Rund 1.000 Angehörige der Medizinischen Universität und der Klinik unterstützten heute die gemeinsame Aktion von Rektor, Senatsvorsitzendem, Betriebsrat und der Österreichischen HochschülerInnenschaft bei der Protestaktion. "Sollten die im Frühjahr gefassten Beschlüsse der Bundesregierung zur Stagnation oder sogar einer Budgetkürzung im Universitätsbereich ab dem Jahr 2013 tatsächlich vorgenommen werden, ist mit weitreichenden Folgen für den Universitätsstandort Innsbruck zu rechnen", bringt der Rektor der Medizinischen Universität, Univ.-Prof. Dr. Herbert Lochs, die Finanzierungssituation auf den Punkt.

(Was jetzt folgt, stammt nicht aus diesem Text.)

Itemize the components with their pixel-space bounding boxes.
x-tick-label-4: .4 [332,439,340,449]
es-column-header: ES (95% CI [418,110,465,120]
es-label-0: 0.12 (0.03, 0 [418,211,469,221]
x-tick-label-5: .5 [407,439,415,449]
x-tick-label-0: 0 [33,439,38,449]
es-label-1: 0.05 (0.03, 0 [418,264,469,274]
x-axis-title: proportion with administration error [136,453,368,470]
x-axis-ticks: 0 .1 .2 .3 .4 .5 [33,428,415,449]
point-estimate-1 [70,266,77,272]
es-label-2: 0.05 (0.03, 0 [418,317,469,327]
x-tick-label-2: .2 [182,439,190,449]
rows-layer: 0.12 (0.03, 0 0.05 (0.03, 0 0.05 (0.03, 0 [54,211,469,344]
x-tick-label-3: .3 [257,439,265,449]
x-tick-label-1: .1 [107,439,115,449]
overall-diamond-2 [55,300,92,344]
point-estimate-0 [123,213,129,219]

Um auf diese gravierende Situation gezielt aufmerksam zu machen und an die Regierungsspitze einen Appell zur Aufhebung der Beschlüsse zu richten, hat heute eine Protestaktion der Medizinischen Universität Innsbruck stattgefunden, die in die gemeinsame Teilnahme mit der Universität Innsbruck an der Universitätsvollversammlung mündete. „Es gilt, den Stellenwert der universitären Bildung in Österreich zu stärken, eine bedarfsgerechte Finanzierung zu sichern und auf diesem Weg angemessene Studienbedingungen herzustellen“, betonte Rektor Lochs.

Gemeinsames Zeichen für Bildung und Wissenschaft

MitarbeiterInnen der Medizinischen Universität Innsbruck setzen gemeinsam mit dem Rektorat, dem Senat, dem Betriebsrat und der ÖH-Medizin ein solidarisches Zeichen und versammelten sich in der Maria-Theresien-Straße, um dann in einem langen Protestzug gemeinsam zur Universität zu marschieren. Auf dem Platz vor dem Universitätsgebäude mündete die Aktion in die gemeinsame Vollversammlung mit der Universität Innsbruck.

Vor der Annasäule formulierten die Vertreter der Medizinischen Universität Innsbruck ihre Forderungen für den Universitätsstandort Innsbruck und die Bildungssituation in Österreich.

Rektor Univ.-Prof. Dr. Herbert Lochs:

Wird das Budget im nächsten Jahr so beibehalten, muss die Medizinische Universität mit einer negativen Bilanz abschließen. Das bedeutet, dass wir schon jetzt mit einem Personalabbau beginnen müssten.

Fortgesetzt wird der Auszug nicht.